HELP! - prove that the function x sin 1/x is continuous for every value in the range of (0,1)

Answer 1

using what? it is the composite of two continuous functions (well \(\frac{1}{x}\) is continuous on its domain) so it must be continuous

Answer 2

using epsilon and delta.

Answer 3

I think I have to prove it using for every d\[\delta >\ \left| x2-x1 \right| \] there exists also \[\epsilon > \left| f(x2)-f(x1) \right|\]

Answer 4

Other way around. For every \(\varepsilon >0\) there exists a \(\delta >0\) so that \(|f(x)-f(x_0)|<\varepsilon\) for all \(x\) with \(|x-x_0|<\delta\).

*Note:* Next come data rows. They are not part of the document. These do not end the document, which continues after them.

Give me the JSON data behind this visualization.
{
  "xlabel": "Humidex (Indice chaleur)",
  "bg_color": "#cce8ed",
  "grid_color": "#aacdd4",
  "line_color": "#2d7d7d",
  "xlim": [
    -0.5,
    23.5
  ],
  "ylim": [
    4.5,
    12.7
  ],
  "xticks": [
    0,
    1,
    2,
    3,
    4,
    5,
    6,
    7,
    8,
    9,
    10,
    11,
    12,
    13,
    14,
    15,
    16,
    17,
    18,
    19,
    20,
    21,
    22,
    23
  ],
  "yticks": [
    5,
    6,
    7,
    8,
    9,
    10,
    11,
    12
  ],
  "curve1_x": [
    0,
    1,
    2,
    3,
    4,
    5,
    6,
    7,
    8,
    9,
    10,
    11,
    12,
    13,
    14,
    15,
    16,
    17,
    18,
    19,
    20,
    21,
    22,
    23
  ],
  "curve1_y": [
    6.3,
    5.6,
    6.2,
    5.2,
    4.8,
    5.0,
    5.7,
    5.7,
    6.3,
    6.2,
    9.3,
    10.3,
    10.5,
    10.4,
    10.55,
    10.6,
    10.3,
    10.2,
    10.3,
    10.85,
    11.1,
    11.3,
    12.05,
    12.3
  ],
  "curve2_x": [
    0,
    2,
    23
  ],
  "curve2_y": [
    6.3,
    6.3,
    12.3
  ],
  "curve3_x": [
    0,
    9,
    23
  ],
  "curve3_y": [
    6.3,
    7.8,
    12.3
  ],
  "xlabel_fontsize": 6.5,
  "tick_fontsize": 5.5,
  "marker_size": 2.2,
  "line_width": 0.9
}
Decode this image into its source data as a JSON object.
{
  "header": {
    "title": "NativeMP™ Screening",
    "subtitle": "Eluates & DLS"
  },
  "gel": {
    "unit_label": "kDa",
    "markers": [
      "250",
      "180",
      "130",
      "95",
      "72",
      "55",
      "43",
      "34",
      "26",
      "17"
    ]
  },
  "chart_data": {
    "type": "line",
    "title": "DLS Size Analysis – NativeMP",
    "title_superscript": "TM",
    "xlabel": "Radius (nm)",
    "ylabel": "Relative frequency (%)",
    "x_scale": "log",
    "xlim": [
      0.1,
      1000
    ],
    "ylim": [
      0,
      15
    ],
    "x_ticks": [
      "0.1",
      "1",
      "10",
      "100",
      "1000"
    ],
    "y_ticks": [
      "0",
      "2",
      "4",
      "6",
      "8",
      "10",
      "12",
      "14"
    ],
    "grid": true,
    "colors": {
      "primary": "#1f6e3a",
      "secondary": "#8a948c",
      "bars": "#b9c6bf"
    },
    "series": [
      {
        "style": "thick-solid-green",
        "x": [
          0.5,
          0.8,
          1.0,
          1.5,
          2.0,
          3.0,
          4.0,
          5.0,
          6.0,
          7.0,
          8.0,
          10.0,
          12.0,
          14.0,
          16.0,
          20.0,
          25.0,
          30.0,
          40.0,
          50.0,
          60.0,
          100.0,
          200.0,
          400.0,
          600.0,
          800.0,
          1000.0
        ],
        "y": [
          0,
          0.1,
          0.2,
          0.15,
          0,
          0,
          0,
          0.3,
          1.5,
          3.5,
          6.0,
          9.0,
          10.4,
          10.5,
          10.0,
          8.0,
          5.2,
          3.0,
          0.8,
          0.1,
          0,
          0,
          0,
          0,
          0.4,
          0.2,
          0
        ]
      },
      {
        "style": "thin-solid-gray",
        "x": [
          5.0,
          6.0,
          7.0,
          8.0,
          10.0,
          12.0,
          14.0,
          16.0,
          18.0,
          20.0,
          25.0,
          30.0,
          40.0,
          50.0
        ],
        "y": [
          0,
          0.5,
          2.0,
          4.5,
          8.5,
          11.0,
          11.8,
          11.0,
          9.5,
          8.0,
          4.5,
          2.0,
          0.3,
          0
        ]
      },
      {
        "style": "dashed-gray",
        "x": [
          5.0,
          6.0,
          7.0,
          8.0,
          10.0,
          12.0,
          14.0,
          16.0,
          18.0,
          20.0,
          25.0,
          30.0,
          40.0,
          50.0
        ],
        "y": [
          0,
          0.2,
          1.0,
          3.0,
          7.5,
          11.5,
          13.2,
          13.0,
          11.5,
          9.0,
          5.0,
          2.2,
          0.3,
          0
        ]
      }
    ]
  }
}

Think about it this way: \(\delta\) is a function of \(\varepsilon\).

Answer 5

You should get someone else to help you, I'm sort of busy right now.

Like this:
@mukushla

Answer 6

Yes, I really need help on this. I have ten questions that I need to solve by tomorrow or I will probably not pass on my course :(

Answer 7

ok this is not so bad at all because the largest sine can be is 1

Answer 8

let \(\epsilon>0\) be given and you want a \(\delta\) which you write in terms of \(\epsilon\) so that if \(|x-y|<\delta\) then \(x\sin(\frac{1}{x})-y\sin(\frac{1}{y})|<\epsilon\)

Answer 9

last line is a typo
should be
\[|x\sin(\frac{1}{x})-y\sin(\frac{1}{y})|<\epsilon\]

Answer 10

ok what's next? How do I get from here to the proof?

Answer 11

oh sorry
since the max of sine is 1,
\[|x\sin(x)-y\sin(y)|\leq 2|x-y|\] and so you can pick \(\delta=\frac{\epsilon}{2}\)

Answer 12

how did you get to x sin (x). Do you mean x sin (1/x)?
Also how did you get to 2|x-y|? Where did the 2 come from? I'm just trying to understand it.